5/10/2010: The local AAUP (American Association of University Professors) chapter sent along these recent data on faculty salaries at UO relative to our “comparator” schools. Obviously we are not comparable. Compensation is 90%, 97%, 93%, and 85%, for instructors, assistants, associates, and fulls, respectively. It’s worse if you look at pay – arguably a better measure: 77%, 91%, 85, 79%.
UO’s scheme has been to hire assistants at the market rate, and then screw them on raises. But isn’t this because our cost of living is low? No, Eugene housing prices are 140% of the median college town. It’s because administrators like VP Frances Dyke spent the tuition money on their own perks. We hear that may change. A commenter gives one explanation for why: “… The unionization effort is alive and well. Why would they leave when just the threat of a union has caused Admin to suggest raises this fall?”
Another commenter asks about how med school salaries figure in to these comparisons: Here’s a link to the insanely long UO Matters comparison from last year, during the furlough debacle. Briefly, we posted this:
UO senior administrators are paid 120% of their peers. More, if you adjust for size and complexity.
UO full professors are paid 81% of their peers.
Comparison institutions are all public and private PhD granting institutions from the Chronicle of Higher Ed. This is the comparison group UO uses when setting administrator salaries: no senior UO administrators are paid less than 100% of the median in this peer group. Frohnmayer, Bean and Martinez (even without his second job) account for most of the excess above 100%. Go here for the Chronicle faculty data, here for administrators.
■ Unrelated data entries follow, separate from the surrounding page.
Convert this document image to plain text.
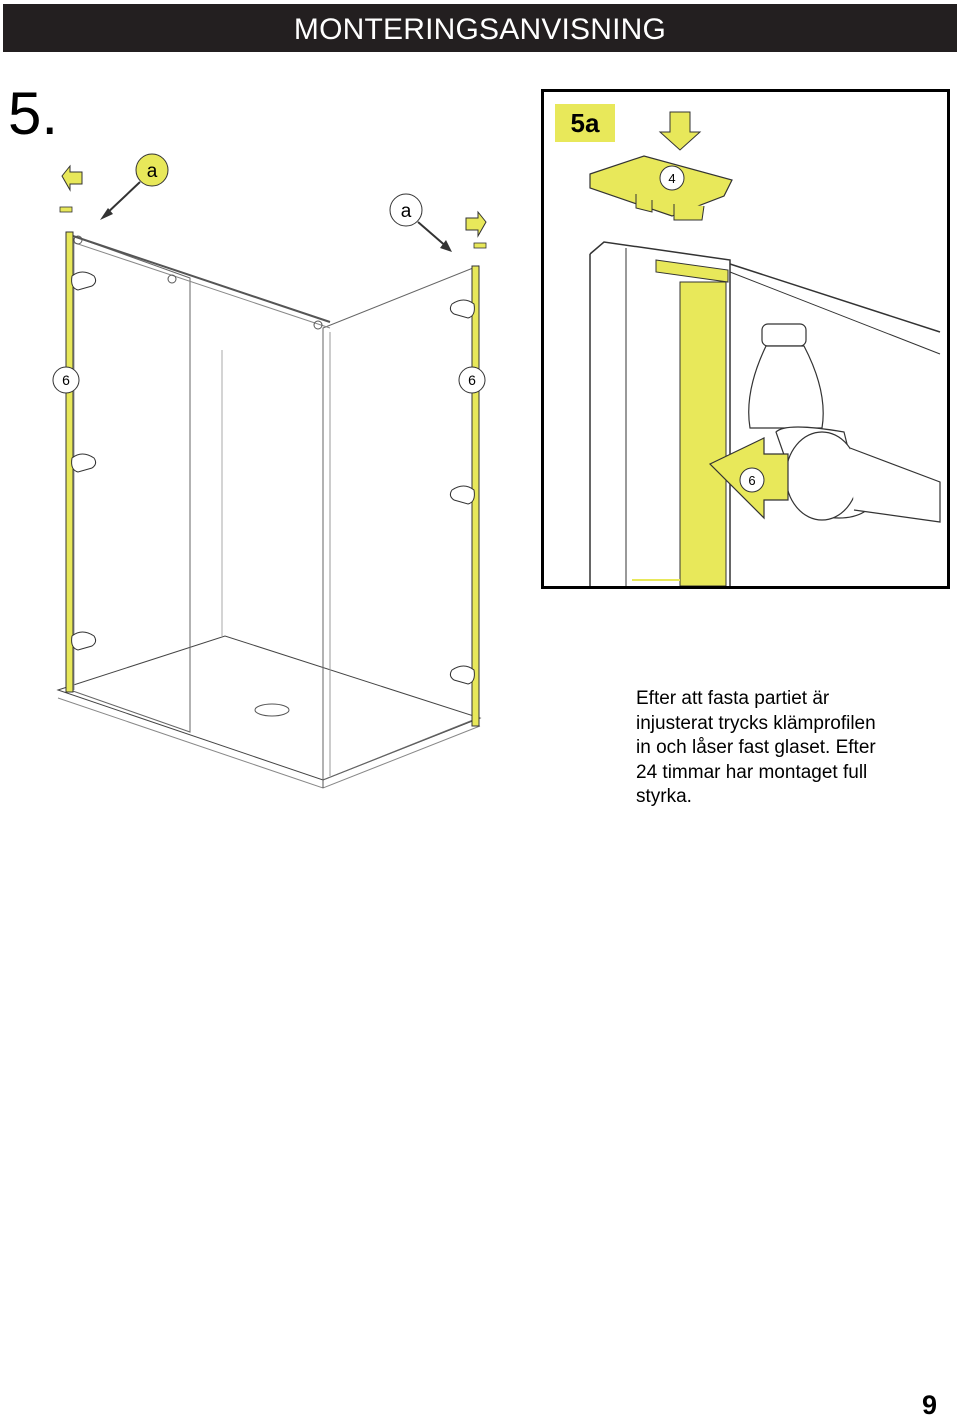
MONTERINGSANVISNING
5.
a
a
6	6
5a
4
6
Efter att fasta partiet är
injusterat trycks klämprofilen
in och låser fast glaset. Efter
24 timmar har montaget full
styrka.
9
UO Provost Jim Bean challenged this conclusion in the UO Senate. He claimed that the comparison faculty salaries we posted included salaries for (very well paid) medical school faculty. They do not. We are making a fair comparison between like groups of non-med school faculty. Bean is comparing UO administrators with no med school to supervise with those with responsibility for medical schools, adding to the bias in his results.
Additionally, in Provost Bean’s data and analysis of administrator salaries he compares UO administrators to those at AAU schools which have on average 160% of the students, 370% of the faculty, and 440% of the budget of UO. Provost Bean is a case in point, even using the comparator group he selected himself. As an internal hire – with no experience and in his first year on the job – he is paid 96% of the salary of the average AAU public university provost, who is dealing with an institution that is 4 times as large as UO.